Así la ha descrito el psicólogo Luis Norberto Verges, en el artículo para Acento.com.do “Psicología de la corrupción: Radiografía mental de los depredadores silenciosos”, en el cual nos recuerda que detrás de cada acto corrupto existe una mentalidad depredadora, “un patrón psicológico que normaliza el abuso de poder y la manipulación de recursos públicos”. Para el especialista no se trata solo de delitos, sino de una forma de pensar que legitima la impunidad.
De una forma creciente, en República Dominicana, la corrupción se disfraza de astucia, se celebra como “viveza criolla” y hasta se tolera como si fuera inevitable. Esta aceptación social es tan peligrosa como el acto mismo, porque perpetúa un círculo vicioso donde los corruptos se sienten protegidos por la indiferencia colectiva.

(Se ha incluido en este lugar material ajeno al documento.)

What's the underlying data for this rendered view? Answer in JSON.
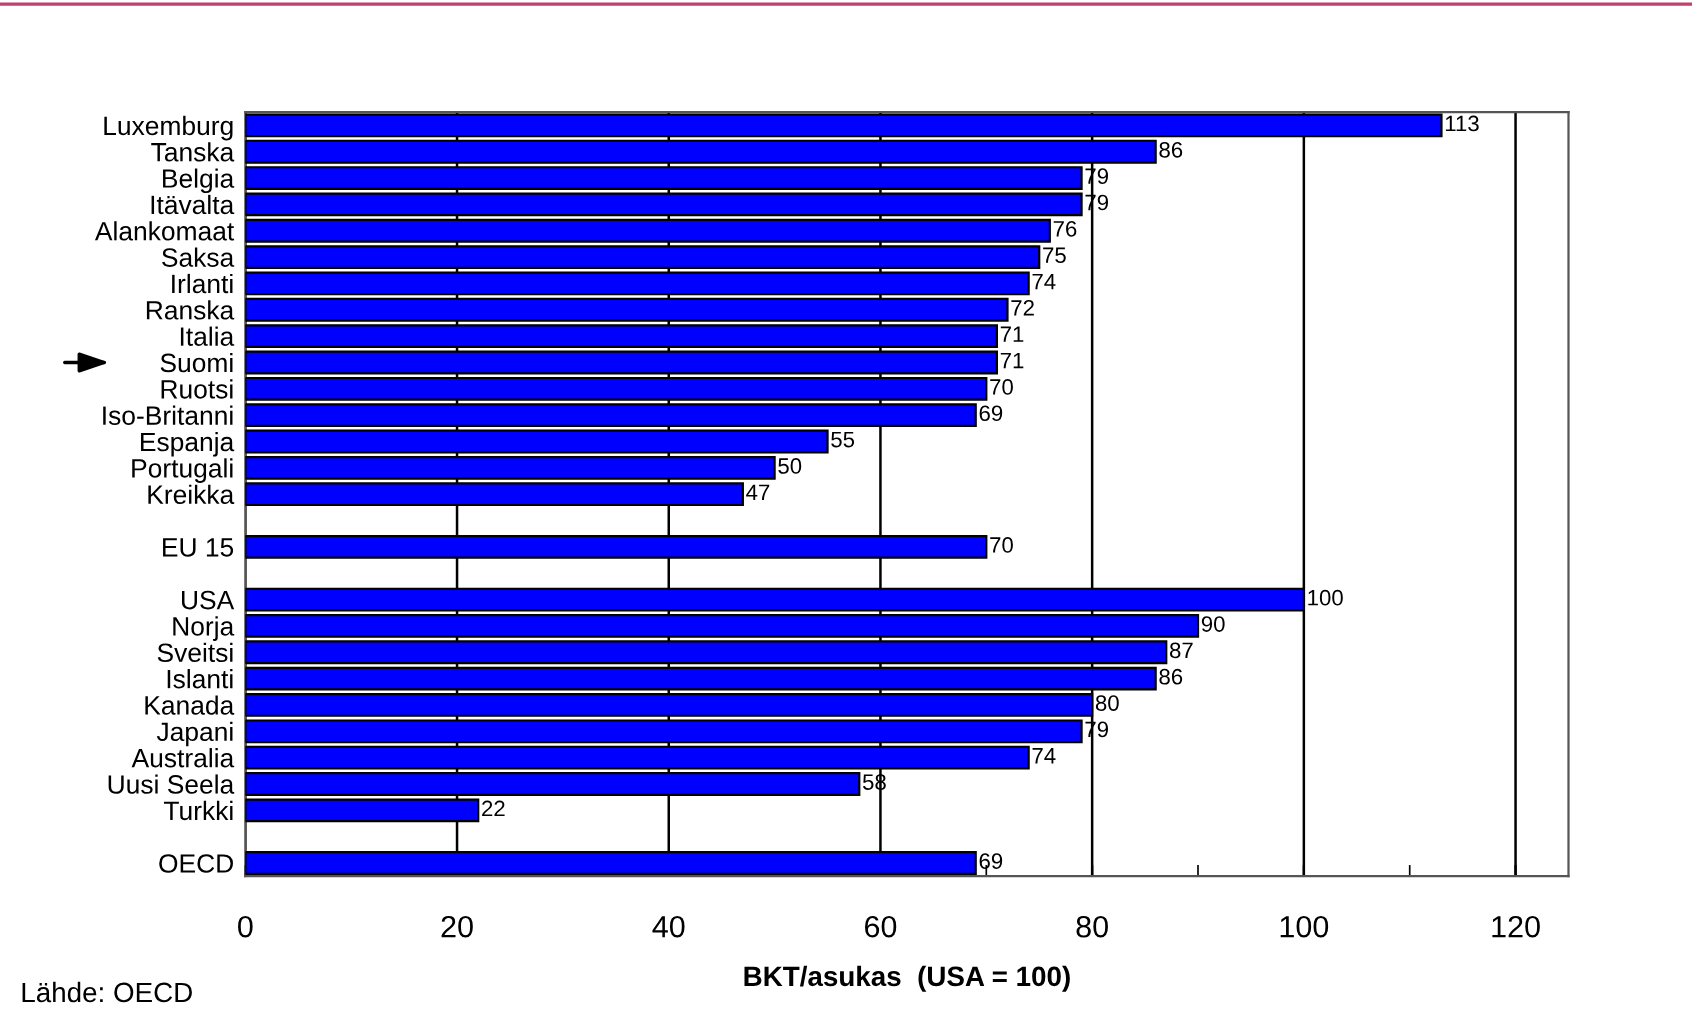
{
  "chart_data": {
    "type": "bar",
    "orientation": "horizontal",
    "xlabel": "BKT/asukas  (USA = 100)",
    "annotations": [
      "Lähde: OECD"
    ],
    "categories": [
      "Luxemburg",
      "Tanska",
      "Belgia",
      "Itävalta",
      "Alankomaat",
      "Saksa",
      "Irlanti",
      "Ranska",
      "Italia",
      "Suomi",
      "Ruotsi",
      "Iso-Britanni",
      "Espanja",
      "Portugali",
      "Kreikka",
      null,
      "EU 15",
      null,
      "USA",
      "Norja",
      "Sveitsi",
      "Islanti",
      "Kanada",
      "Japani",
      "Australia",
      "Uusi Seela",
      "Turkki",
      null,
      "OECD"
    ],
    "values": [
      113,
      86,
      79,
      79,
      76,
      75,
      74,
      72,
      71,
      71,
      70,
      69,
      55,
      50,
      47,
      null,
      70,
      null,
      100,
      90,
      87,
      86,
      80,
      79,
      74,
      58,
      22,
      null,
      69
    ],
    "color": "#0000ff",
    "xlim": [
      0,
      125
    ],
    "xticks": [
      0,
      {
        "value": 10,
        "label": null
      },
      20,
      {
        "value": 30,
        "label": null
      },
      40,
      {
        "value": 50,
        "label": null
      },
      60,
      {
        "value": 70,
        "label": null
      },
      80,
      {
        "value": 90,
        "label": null
      },
      100,
      {
        "value": 110,
        "label": null
      },
      120
    ],
    "grid": "x",
    "data_labels": true,
    "legend": false
  }
}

El análisis psicológico que realiza Verges a los corruptos revela que estas personas se perciben como intocables, convencidos de que su poder los coloca por encima de la ley. Y, es precisamente esa mentalidad de superioridad la que debemos desmontar, porque ningún ciudadano, ninguna ciudadana, debería estar por encima de la justicia. Ahora bien, la justicia no debe tener ni sombras de los privilegios.
La corrupción también se alimenta de la complicidad silenciosa, como un pacto intra poder. Funcionarios, empresarios y ciudadanos que miran hacia otro lado se convierten en cómplices pasivos. Este silencio es el combustible que mantiene viva la maquinaria corrupta.

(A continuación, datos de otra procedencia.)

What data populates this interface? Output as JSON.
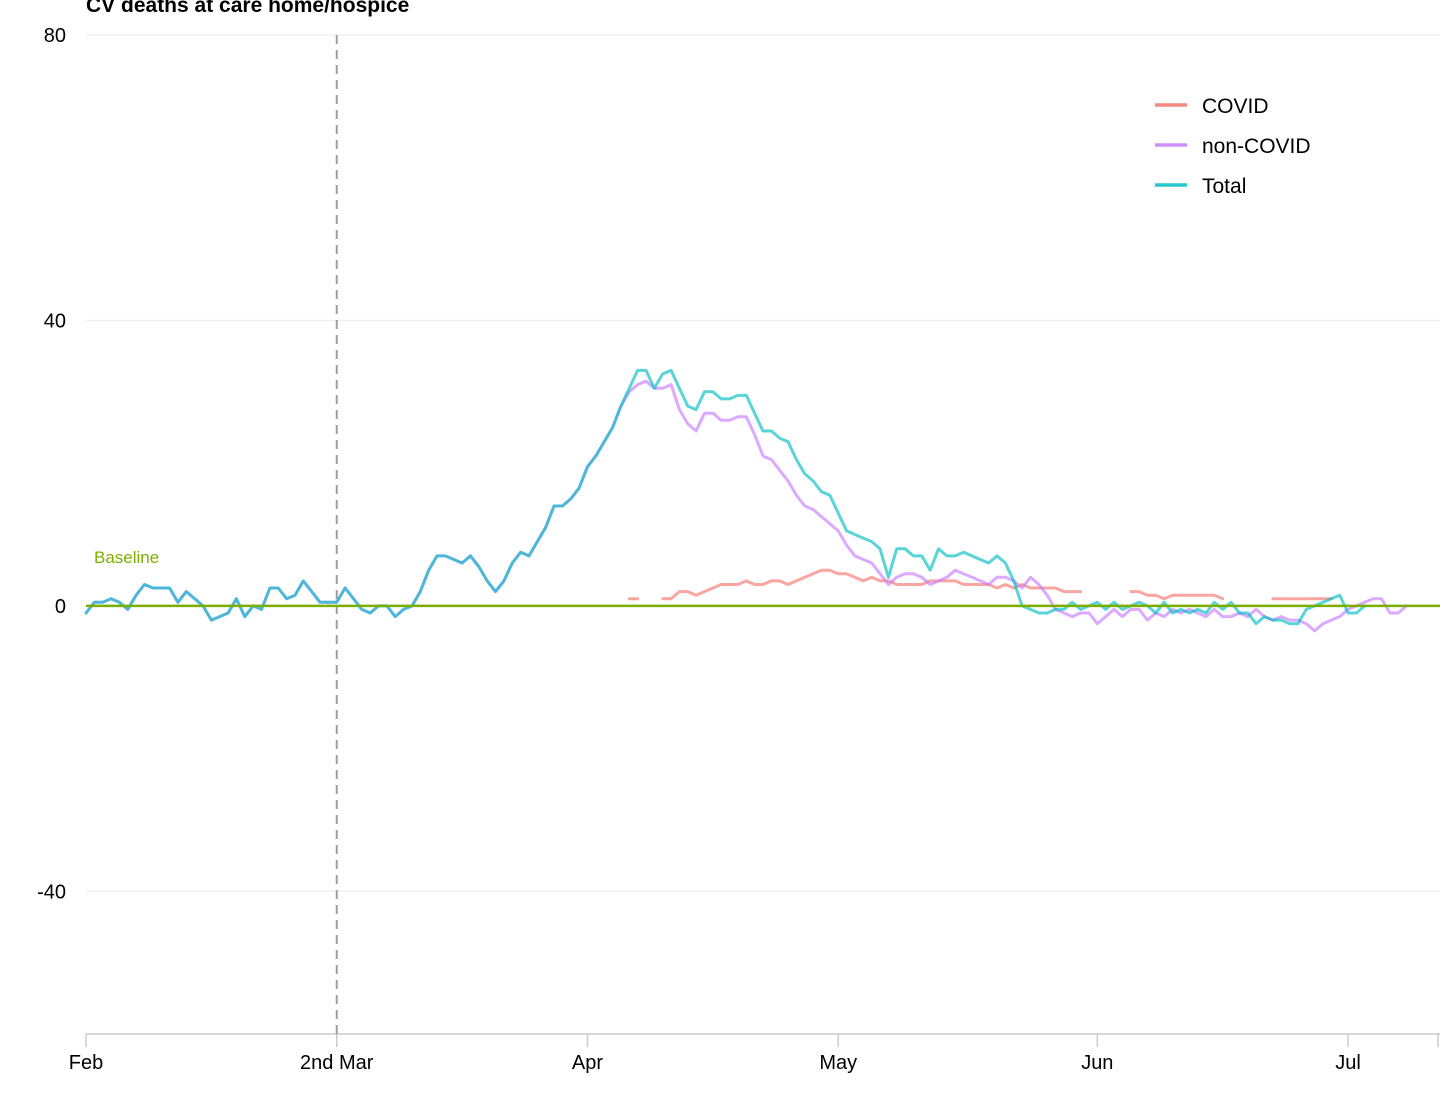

Es hora de que la sociedad dominicana deje de ver la corrupción como un espectáculo mediático y la entienda como una amenaza existencial, y en esto coincidimos plenamente con el doctor Vergés. No basta con indignarse en redes sociales: se necesita acción, vigilancia ciudadana y presión constante sobre las autoridades.

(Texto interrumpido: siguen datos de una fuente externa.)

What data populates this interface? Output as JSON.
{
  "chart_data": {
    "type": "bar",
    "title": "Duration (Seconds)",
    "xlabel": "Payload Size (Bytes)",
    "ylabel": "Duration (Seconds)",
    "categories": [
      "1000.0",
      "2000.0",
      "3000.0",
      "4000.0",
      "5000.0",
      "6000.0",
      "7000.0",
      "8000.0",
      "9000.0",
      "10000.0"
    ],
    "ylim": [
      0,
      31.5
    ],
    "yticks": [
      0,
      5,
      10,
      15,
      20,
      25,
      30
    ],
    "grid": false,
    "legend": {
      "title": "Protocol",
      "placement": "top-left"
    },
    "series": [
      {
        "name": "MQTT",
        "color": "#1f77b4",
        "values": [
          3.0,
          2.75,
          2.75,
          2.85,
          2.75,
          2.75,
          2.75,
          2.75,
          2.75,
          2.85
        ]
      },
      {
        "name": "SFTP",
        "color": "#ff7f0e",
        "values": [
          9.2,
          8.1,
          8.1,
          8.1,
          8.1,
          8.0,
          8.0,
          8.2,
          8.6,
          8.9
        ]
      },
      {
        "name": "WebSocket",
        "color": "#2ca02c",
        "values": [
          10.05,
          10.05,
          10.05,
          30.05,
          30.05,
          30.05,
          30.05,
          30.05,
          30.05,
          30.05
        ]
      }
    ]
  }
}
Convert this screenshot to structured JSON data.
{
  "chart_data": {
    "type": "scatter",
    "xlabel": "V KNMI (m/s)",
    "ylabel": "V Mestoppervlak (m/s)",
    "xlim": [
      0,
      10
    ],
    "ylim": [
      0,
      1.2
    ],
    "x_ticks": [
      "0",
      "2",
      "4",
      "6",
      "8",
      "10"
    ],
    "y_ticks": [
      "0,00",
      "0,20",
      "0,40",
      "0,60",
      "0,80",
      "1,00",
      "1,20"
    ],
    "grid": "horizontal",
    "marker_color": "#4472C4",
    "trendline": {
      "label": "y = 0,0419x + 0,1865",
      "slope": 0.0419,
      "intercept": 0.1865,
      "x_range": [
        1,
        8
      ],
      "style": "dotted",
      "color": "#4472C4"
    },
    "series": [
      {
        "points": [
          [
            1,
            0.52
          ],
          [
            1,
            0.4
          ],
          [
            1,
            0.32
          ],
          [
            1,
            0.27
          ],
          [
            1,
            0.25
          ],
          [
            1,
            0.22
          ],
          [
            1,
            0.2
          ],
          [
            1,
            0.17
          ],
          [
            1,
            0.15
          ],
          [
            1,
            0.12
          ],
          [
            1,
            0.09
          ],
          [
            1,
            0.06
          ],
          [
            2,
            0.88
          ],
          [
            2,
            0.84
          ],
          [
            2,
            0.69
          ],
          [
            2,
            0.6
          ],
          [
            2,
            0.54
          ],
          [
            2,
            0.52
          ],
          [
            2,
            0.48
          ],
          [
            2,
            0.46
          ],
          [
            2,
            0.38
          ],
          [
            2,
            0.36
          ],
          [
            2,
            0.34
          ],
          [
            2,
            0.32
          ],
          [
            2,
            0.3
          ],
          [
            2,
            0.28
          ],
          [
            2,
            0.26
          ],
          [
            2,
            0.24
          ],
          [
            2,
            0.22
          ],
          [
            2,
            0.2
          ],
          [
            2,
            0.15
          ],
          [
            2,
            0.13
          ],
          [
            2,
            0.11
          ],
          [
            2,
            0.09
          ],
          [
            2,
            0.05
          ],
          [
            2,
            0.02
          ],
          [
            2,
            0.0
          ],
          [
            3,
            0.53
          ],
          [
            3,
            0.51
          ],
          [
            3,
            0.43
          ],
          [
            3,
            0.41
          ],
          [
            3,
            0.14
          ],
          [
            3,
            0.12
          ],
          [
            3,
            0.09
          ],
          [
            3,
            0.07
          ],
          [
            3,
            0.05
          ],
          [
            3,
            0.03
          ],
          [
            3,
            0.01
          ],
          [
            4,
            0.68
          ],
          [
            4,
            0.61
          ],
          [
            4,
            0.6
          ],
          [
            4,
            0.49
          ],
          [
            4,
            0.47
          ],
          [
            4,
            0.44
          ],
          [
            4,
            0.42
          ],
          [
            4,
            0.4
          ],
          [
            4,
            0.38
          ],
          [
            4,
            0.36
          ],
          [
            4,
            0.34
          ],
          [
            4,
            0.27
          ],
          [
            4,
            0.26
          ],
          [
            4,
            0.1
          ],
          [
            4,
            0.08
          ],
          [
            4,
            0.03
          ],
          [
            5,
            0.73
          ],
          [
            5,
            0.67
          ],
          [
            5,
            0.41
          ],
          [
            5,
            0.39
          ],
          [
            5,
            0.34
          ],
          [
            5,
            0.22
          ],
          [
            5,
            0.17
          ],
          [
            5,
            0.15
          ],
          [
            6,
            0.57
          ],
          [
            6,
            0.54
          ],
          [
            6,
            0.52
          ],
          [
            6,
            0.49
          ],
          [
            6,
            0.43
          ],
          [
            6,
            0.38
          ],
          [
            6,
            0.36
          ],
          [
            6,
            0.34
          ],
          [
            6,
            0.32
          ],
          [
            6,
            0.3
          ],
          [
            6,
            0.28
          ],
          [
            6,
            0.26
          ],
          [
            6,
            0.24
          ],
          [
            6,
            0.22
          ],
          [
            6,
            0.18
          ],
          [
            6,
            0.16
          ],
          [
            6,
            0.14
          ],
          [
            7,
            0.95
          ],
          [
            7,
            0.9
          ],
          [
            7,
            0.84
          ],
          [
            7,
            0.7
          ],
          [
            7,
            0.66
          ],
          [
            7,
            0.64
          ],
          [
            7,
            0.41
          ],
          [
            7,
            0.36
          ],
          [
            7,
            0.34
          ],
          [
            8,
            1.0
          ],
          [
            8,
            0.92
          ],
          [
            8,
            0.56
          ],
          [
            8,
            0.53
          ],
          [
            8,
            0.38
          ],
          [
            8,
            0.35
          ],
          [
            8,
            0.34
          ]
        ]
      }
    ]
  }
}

La educación juega un papel clave. Debemos formar generaciones que entiendan que la corrupción no es un camino hacia el éxito, sino una traición a la patria, una verdadera traición que ya Juan Pablo Duarte visualizaba en el proyecto de nación que nos legó.
¡La ética debe ser tan importante como las matemáticas en nuestras escuelas!
República Dominicana no puede aspirar a un desarrollo sostenible mientras la corrupción siga siendo la norma. Este es un llamado a la conciencia colectiva: reconocer la psicología de los depredadores silenciosos es el primer paso, y le agradecemos el trabajo intelectual al doctor Verges, pero el verdadero desafío es construir una cultura de integridad que expulse la corrupción de nuestras instituciones y de nuestras vidas.